The term “user” would normally mean, the credentials (eg. login name) that were used to log-in to the system and/or database.

But you refer to “my database”, so it sounds to me like you’re the administrator of the database. In which case, I can’t see how you can possibly achieve what you want - using cryptography, or anything else - if “user” is defined as above.

As an administrator, you can just write code to (a) monitor database logins, (b) note any/all data submitted (by those logins) for addition to the database, and (c) put all that together into a nice report

So at any later time, you would know, for example, that on 1 Jan 2023 at 3 pm, authorised user XXX added records YYY and ZZZ to the database.

Certainly using end-to-end encryption could prevent you from actually reading YYY and ZZZ - but thats not what you’re asking for.

All of this seems obvious, so I think you need to clarify exactly what you mean by “a user”, and exactly how those users relate to system and database login credentials.

I’d do this as a comment, but it seems a bit too long, and I don’t think I can enter comments anyway yet.

+ 0

Score:0

Crypto

knaccc

1/14/24, 11:55 AM

You would need batches of users to submit pieces of data together as a group. Otherwise, if submissions trickled in one at a time, you could constantly monitor the list of users that have submitted data (or use backups/timestamps/record sequence ids in the database to retrospectively achieve this). It will then be obvious when a user submits data for the first time, and it'll be obvious which piece of data is theirs, because they will suddenly appear in the list of users that have made submissions when that piece of data arrives.

For a batch of user submissions:

Require all users in the batch to have a public/private key pair. Maintain a list of all user public keys corresponding to all user identities, and make the list of public keys available to all users.

Require all data submissions to include a Linkable Spontaneous Anonymous Group Signature (LSAG).

When a user contributes data to the batch, require it to be signed with an LSAG signature. The group signature would reference the public keys of all users in the batch.
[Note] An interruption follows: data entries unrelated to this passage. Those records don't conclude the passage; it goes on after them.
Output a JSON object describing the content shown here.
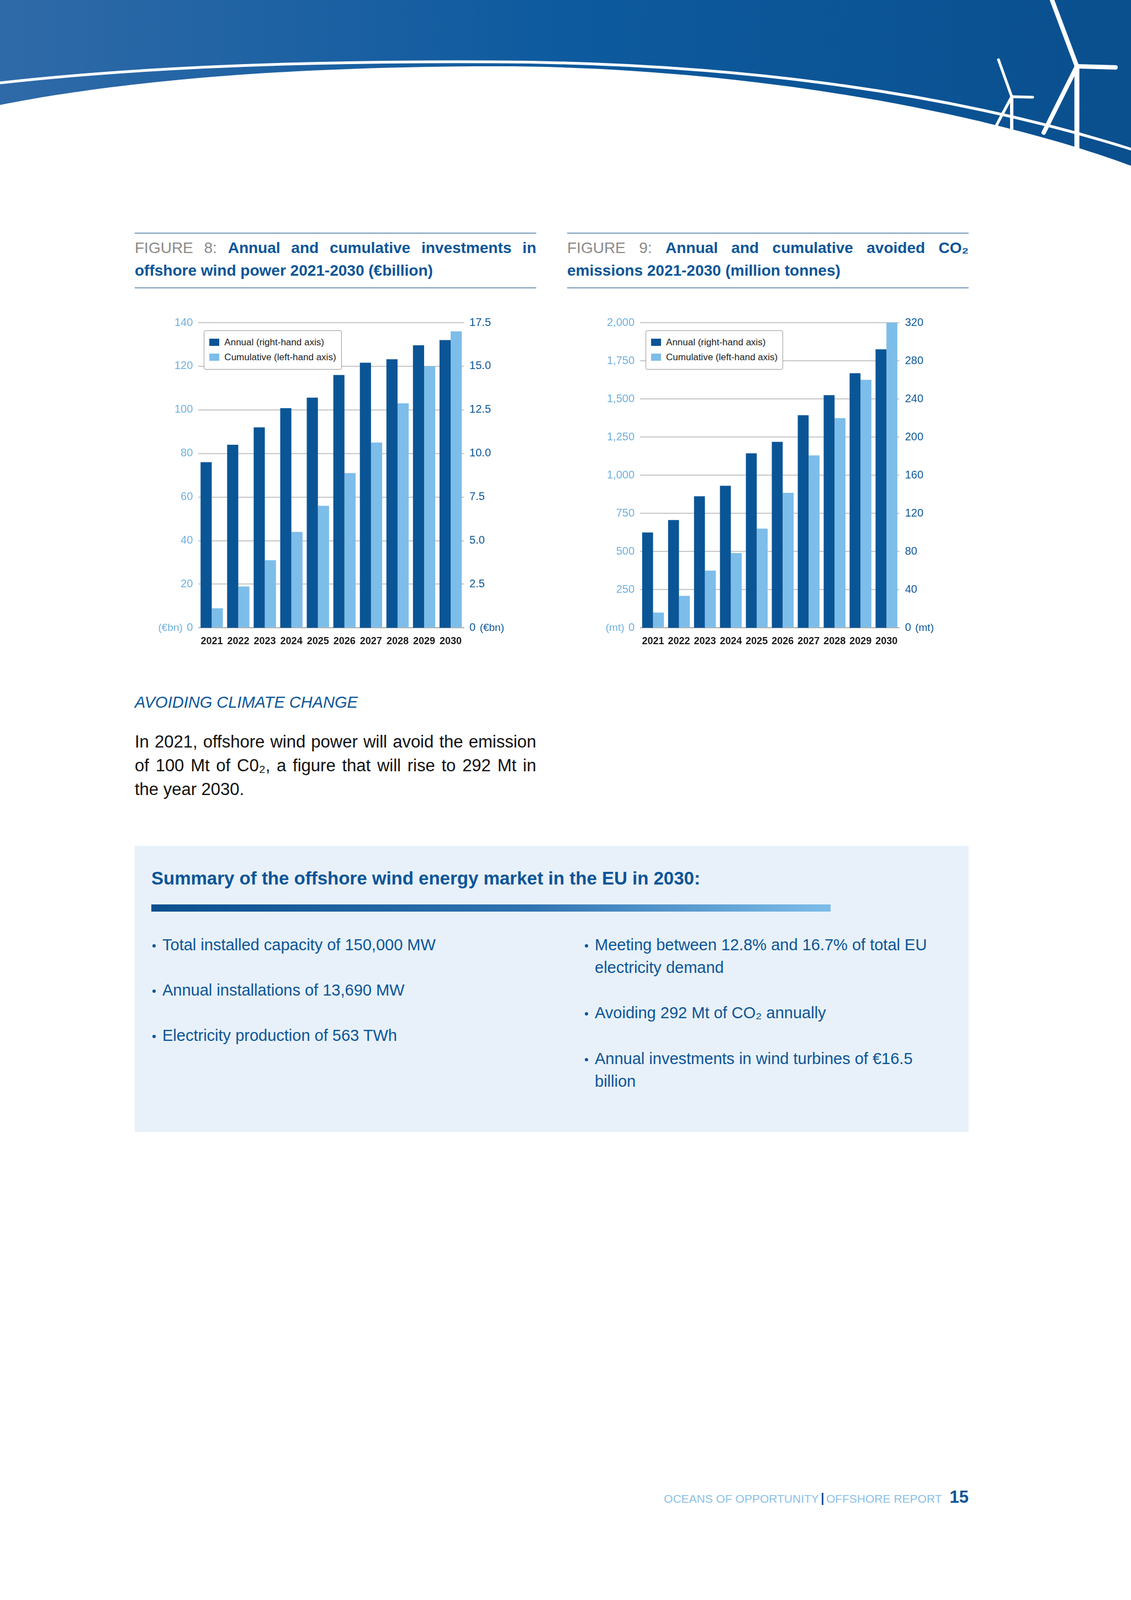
{
  "chart_data": [
    {
      "type": "bar",
      "label": "FIGURE 8:",
      "title": "Annual and cumulative investments in offshore wind power 2021-2030 (€billion)",
      "categories": [
        "2021",
        "2022",
        "2023",
        "2024",
        "2025",
        "2026",
        "2027",
        "2028",
        "2029",
        "2030"
      ],
      "series": [
        {
          "name": "Annual (right-hand axis)",
          "color": "#0a5596",
          "axis": "y2",
          "values": [
            9.5,
            10.5,
            11.5,
            12.6,
            13.2,
            14.5,
            15.2,
            15.4,
            16.2,
            16.5
          ]
        },
        {
          "name": "Cumulative (left-hand axis)",
          "color": "#7dbde9",
          "axis": "y",
          "values": [
            9,
            19,
            31,
            44,
            56,
            71,
            85,
            103,
            120,
            136
          ]
        }
      ],
      "ylabel": "(€bn)",
      "y2label": "(€bn)",
      "ylim": [
        0,
        140
      ],
      "yticks": [
        0,
        20,
        40,
        60,
        80,
        100,
        120,
        140
      ],
      "y2lim": [
        0,
        17.5
      ],
      "y2ticks": [
        0,
        2.5,
        {
          "value": 5,
          "label": "5.0"
        },
        7.5,
        {
          "value": 10,
          "label": "10.0"
        },
        12.5,
        {
          "value": 15,
          "label": "15.0"
        },
        17.5
      ],
      "grid": true,
      "legend": "upper left"
    },
    {
      "type": "bar",
      "label": "FIGURE 9:",
      "title": "Annual and cumulative avoided CO₂ emissions 2021-2030 (million tonnes)",
      "categories": [
        "2021",
        "2022",
        "2023",
        "2024",
        "2025",
        "2026",
        "2027",
        "2028",
        "2029",
        "2030"
      ],
      "series": [
        {
          "name": "Annual (right-hand axis)",
          "color": "#0a5596",
          "axis": "y2",
          "values": [
            100,
            113,
            138,
            149,
            183,
            195,
            223,
            244,
            267,
            292
          ]
        },
        {
          "name": "Cumulative (left-hand axis)",
          "color": "#7dbde9",
          "axis": "y",
          "values": [
            100,
            210,
            375,
            490,
            650,
            885,
            1130,
            1375,
            1625,
            2000
          ]
        }
      ],
      "ylabel": "(mt)",
      "y2label": "(mt)",
      "ylim": [
        0,
        2000
      ],
      "yticks": [
        0,
        250,
        500,
        750,
        {
          "value": 1000,
          "label": "1,000"
        },
        {
          "value": 1250,
          "label": "1,250"
        },
        {
          "value": 1500,
          "label": "1,500"
        },
        {
          "value": 1750,
          "label": "1,750"
        },
        {
          "value": 2000,
          "label": "2,000"
        }
      ],
      "y2lim": [
        0,
        320
      ],
      "y2ticks": [
        0,
        40,
        80,
        120,
        160,
        200,
        240,
        280,
        320
      ],
      "grid": true,
      "legend": "upper left"
    }
  ],
  "section": {
    "heading": "AVOIDING CLIMATE CHANGE",
    "text": "In 2021, offshore wind power will avoid the emission of 100 Mt of C0₂, a figure that will rise to 292 Mt in the year 2030."
  },
  "summary": {
    "title": "Summary of the offshore wind energy market in the EU in 2030:",
    "left": [
      "Total installed capacity of 150,000 MW",
      "Annual installations of 13,690 MW",
      "Electricity production of 563 TWh"
    ],
    "right": [
      "Meeting between 12.8% and 16.7% of total EU electricity demand",
      "Avoiding 292 Mt of CO₂ annually",
      "Annual investments in wind turbines of €16.5 billion"
    ]
  },
  "footer": {
    "left": "OCEANS OF OPPORTUNITY",
    "right": "OFFSHORE REPORT",
    "page": "15"
  }
}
The way LSAGs work is that a 'tag/key image' will appear with each signature. No one can tell which public key or user identity the tag corresponds to. They can only know for sure that it corresponds to one of the public keys associated with the batch. The LSAG verification enforces consistency, which means there is only one valid tag per public key that can be declared with a signature.

Therefore, even if some users contribute multiple pieces of data and submit multiple signatures, it can be publicly verified that a certain number of distinct users have submitted data. The batch can be built up submission-by-submission in public view. When the number of distinct tags matches the number of users required to submit data as part of the batch, the batch is ready for inclusion in the database.
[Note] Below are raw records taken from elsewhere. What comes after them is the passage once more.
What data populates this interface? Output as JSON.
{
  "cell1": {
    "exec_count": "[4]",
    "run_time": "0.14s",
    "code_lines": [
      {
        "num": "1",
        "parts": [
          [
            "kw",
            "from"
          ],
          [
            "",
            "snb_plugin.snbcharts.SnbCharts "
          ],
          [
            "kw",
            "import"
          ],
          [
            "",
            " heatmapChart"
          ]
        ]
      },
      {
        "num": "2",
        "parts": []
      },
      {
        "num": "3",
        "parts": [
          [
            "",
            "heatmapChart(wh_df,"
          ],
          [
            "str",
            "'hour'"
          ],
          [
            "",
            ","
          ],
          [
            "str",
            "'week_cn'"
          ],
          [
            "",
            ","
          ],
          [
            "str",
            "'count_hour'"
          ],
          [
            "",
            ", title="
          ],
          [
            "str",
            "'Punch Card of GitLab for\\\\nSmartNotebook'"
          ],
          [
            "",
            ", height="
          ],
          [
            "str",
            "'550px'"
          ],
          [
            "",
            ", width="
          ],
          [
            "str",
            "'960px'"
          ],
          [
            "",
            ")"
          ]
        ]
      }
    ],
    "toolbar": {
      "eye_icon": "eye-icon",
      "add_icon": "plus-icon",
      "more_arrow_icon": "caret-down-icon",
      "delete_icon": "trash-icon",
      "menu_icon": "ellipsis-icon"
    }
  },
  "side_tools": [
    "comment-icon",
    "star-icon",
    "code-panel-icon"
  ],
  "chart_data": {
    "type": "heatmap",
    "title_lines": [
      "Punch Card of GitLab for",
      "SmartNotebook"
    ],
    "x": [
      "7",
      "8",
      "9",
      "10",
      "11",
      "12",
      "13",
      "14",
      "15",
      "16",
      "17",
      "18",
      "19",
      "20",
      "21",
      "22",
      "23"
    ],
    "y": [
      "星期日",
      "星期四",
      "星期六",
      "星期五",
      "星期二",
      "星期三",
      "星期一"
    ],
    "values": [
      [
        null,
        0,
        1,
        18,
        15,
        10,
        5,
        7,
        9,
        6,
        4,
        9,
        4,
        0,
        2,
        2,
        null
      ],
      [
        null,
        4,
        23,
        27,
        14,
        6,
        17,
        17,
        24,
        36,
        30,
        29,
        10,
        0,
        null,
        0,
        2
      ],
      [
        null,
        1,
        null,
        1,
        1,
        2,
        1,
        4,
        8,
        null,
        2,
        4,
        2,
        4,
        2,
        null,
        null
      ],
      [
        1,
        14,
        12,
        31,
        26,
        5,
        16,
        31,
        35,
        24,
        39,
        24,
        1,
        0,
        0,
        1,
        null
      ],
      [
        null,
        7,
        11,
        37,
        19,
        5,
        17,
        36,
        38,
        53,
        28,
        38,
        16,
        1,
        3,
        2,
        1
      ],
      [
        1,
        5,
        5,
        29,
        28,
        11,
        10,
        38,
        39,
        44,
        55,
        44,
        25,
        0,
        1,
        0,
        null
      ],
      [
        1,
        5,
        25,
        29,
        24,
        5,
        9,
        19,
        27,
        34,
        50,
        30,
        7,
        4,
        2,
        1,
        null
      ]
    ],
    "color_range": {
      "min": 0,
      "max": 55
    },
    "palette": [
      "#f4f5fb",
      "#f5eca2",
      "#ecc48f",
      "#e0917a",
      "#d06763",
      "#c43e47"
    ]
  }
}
The database now has a record of every user/public key that has ever made a submission, and it can be known whether any particular user has not yet made a submission.
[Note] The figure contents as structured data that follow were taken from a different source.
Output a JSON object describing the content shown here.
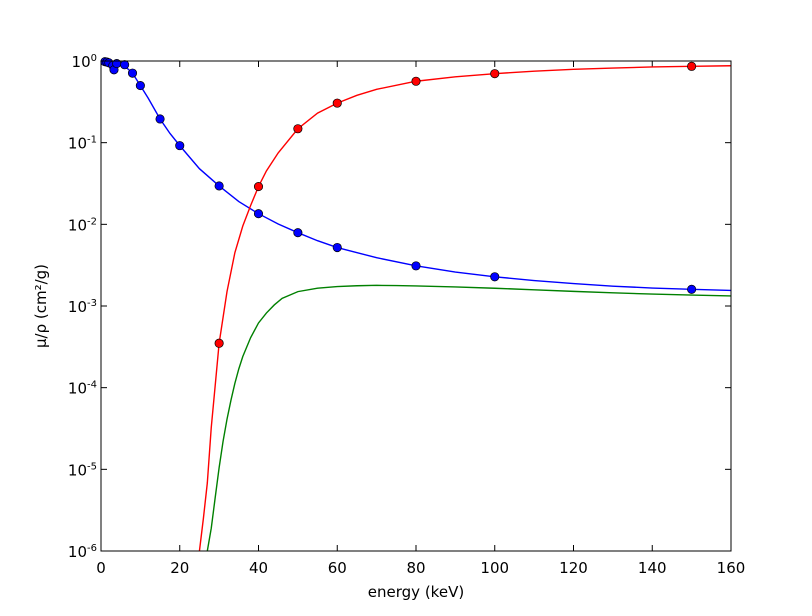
{
  "chart_data": {
    "type": "line",
    "title": "",
    "xlabel": "energy (keV)",
    "ylabel": "μ/ρ (cm²/g)",
    "xlim": [
      0,
      160
    ],
    "ylim": [
      1e-06,
      1
    ],
    "yscale": "log",
    "x_ticks": [
      "0",
      "20",
      "40",
      "60",
      "80",
      "100",
      "120",
      "140",
      "160"
    ],
    "y_ticks": [
      {
        "base": "10",
        "exp": "0",
        "value": 1
      },
      {
        "base": "10",
        "exp": "-1",
        "value": 0.1
      },
      {
        "base": "10",
        "exp": "-2",
        "value": 0.01
      },
      {
        "base": "10",
        "exp": "-3",
        "value": 0.001
      },
      {
        "base": "10",
        "exp": "-4",
        "value": 0.0001
      },
      {
        "base": "10",
        "exp": "-5",
        "value": 1e-05
      },
      {
        "base": "10",
        "exp": "-6",
        "value": 1e-06
      }
    ],
    "grid": false,
    "legend": "none",
    "series": [
      {
        "color": "#0000ff",
        "style": "line+markers",
        "markers": [
          {
            "x": 1,
            "y": 0.98
          },
          {
            "x": 1.5,
            "y": 0.97
          },
          {
            "x": 2,
            "y": 0.95
          },
          {
            "x": 3,
            "y": 0.88
          },
          {
            "x": 3.3,
            "y": 0.78
          },
          {
            "x": 4,
            "y": 0.93
          },
          {
            "x": 6,
            "y": 0.9
          },
          {
            "x": 8,
            "y": 0.71
          },
          {
            "x": 10,
            "y": 0.5
          },
          {
            "x": 15,
            "y": 0.195
          },
          {
            "x": 20,
            "y": 0.092
          },
          {
            "x": 30,
            "y": 0.0295
          },
          {
            "x": 40,
            "y": 0.0135
          },
          {
            "x": 50,
            "y": 0.0079
          },
          {
            "x": 60,
            "y": 0.0052
          },
          {
            "x": 80,
            "y": 0.0031
          },
          {
            "x": 100,
            "y": 0.00228
          },
          {
            "x": 150,
            "y": 0.0016
          }
        ],
        "line": [
          [
            0.5,
            0.99
          ],
          [
            1,
            0.98
          ],
          [
            2,
            0.96
          ],
          [
            3,
            0.93
          ],
          [
            4,
            0.92
          ],
          [
            5,
            0.9
          ],
          [
            6,
            0.87
          ],
          [
            8,
            0.71
          ],
          [
            10,
            0.5
          ],
          [
            12,
            0.35
          ],
          [
            15,
            0.195
          ],
          [
            17.5,
            0.13
          ],
          [
            20,
            0.092
          ],
          [
            25,
            0.048
          ],
          [
            30,
            0.0295
          ],
          [
            35,
            0.019
          ],
          [
            40,
            0.0135
          ],
          [
            45,
            0.0101
          ],
          [
            50,
            0.0079
          ],
          [
            55,
            0.0063
          ],
          [
            60,
            0.0052
          ],
          [
            70,
            0.0039
          ],
          [
            80,
            0.0031
          ],
          [
            90,
            0.0026
          ],
          [
            100,
            0.00228
          ],
          [
            110,
            0.00205
          ],
          [
            120,
            0.00188
          ],
          [
            130,
            0.00175
          ],
          [
            140,
            0.00166
          ],
          [
            150,
            0.0016
          ],
          [
            160,
            0.00155
          ]
        ]
      },
      {
        "color": "#ff0000",
        "style": "line+markers",
        "markers": [
          {
            "x": 30,
            "y": 0.00035
          },
          {
            "x": 40,
            "y": 0.029
          },
          {
            "x": 50,
            "y": 0.148
          },
          {
            "x": 60,
            "y": 0.305
          },
          {
            "x": 80,
            "y": 0.565
          },
          {
            "x": 100,
            "y": 0.7
          },
          {
            "x": 150,
            "y": 0.86
          }
        ],
        "line": [
          [
            25,
            1e-06
          ],
          [
            26,
            2.5e-06
          ],
          [
            27,
            6.8e-06
          ],
          [
            28,
            3.25e-05
          ],
          [
            29,
            0.000106
          ],
          [
            30,
            0.00035
          ],
          [
            32,
            0.0015
          ],
          [
            34,
            0.0045
          ],
          [
            36,
            0.0095
          ],
          [
            38,
            0.017
          ],
          [
            40,
            0.029
          ],
          [
            42,
            0.045
          ],
          [
            45,
            0.075
          ],
          [
            50,
            0.148
          ],
          [
            55,
            0.23
          ],
          [
            60,
            0.305
          ],
          [
            65,
            0.38
          ],
          [
            70,
            0.45
          ],
          [
            80,
            0.565
          ],
          [
            90,
            0.64
          ],
          [
            100,
            0.7
          ],
          [
            110,
            0.75
          ],
          [
            120,
            0.79
          ],
          [
            130,
            0.82
          ],
          [
            140,
            0.845
          ],
          [
            150,
            0.86
          ],
          [
            160,
            0.875
          ]
        ]
      },
      {
        "color": "#008000",
        "style": "line",
        "markers": [],
        "line": [
          [
            27,
            1e-06
          ],
          [
            28,
            1.9e-06
          ],
          [
            29,
            4.5e-06
          ],
          [
            30,
            1.05e-05
          ],
          [
            31,
            2.2e-05
          ],
          [
            32,
            4.1e-05
          ],
          [
            33,
            7e-05
          ],
          [
            34,
            0.000113
          ],
          [
            35,
            0.00017
          ],
          [
            36,
            0.00024
          ],
          [
            38,
            0.00041
          ],
          [
            40,
            0.00062
          ],
          [
            42,
            0.00082
          ],
          [
            44,
            0.00103
          ],
          [
            46,
            0.00124
          ],
          [
            50,
            0.0015
          ],
          [
            55,
            0.00165
          ],
          [
            60,
            0.00173
          ],
          [
            65,
            0.00177
          ],
          [
            70,
            0.00179
          ],
          [
            75,
            0.00178
          ],
          [
            80,
            0.00176
          ],
          [
            90,
            0.00171
          ],
          [
            100,
            0.00165
          ],
          [
            110,
            0.00158
          ],
          [
            120,
            0.00151
          ],
          [
            130,
            0.00145
          ],
          [
            140,
            0.0014
          ],
          [
            150,
            0.00136
          ],
          [
            160,
            0.00133
          ]
        ]
      }
    ]
  }
}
Note that the anonymity set size depends on the size of the batches. If only two users contribute data as part of a batch, then the database won't know which user submitted which piece of data. However, for any particular piece of data submitted in that batch, the database will know it must have come from one of the two users that participated in the batch.

+ 0

Elon Musk

I sit in a Tesla and translated this thread with Ai:

EN: Verify that a user submitted data without identifying which data was submitted

Post an answer

Most people don’t grasp that asking a lot of questions unlocks learning and improves interpersonal bonding. In Alison’s studies, for example, though people could accurately recall how many questions had been asked in their conversations, they didn’t intuit the link between questions and liking. Across four studies, in which participants were engaged in conversations themselves or read transcripts of others’ conversations, people tended not to realize that question asking would influence—or had influenced—the level of amity between the conversationalists.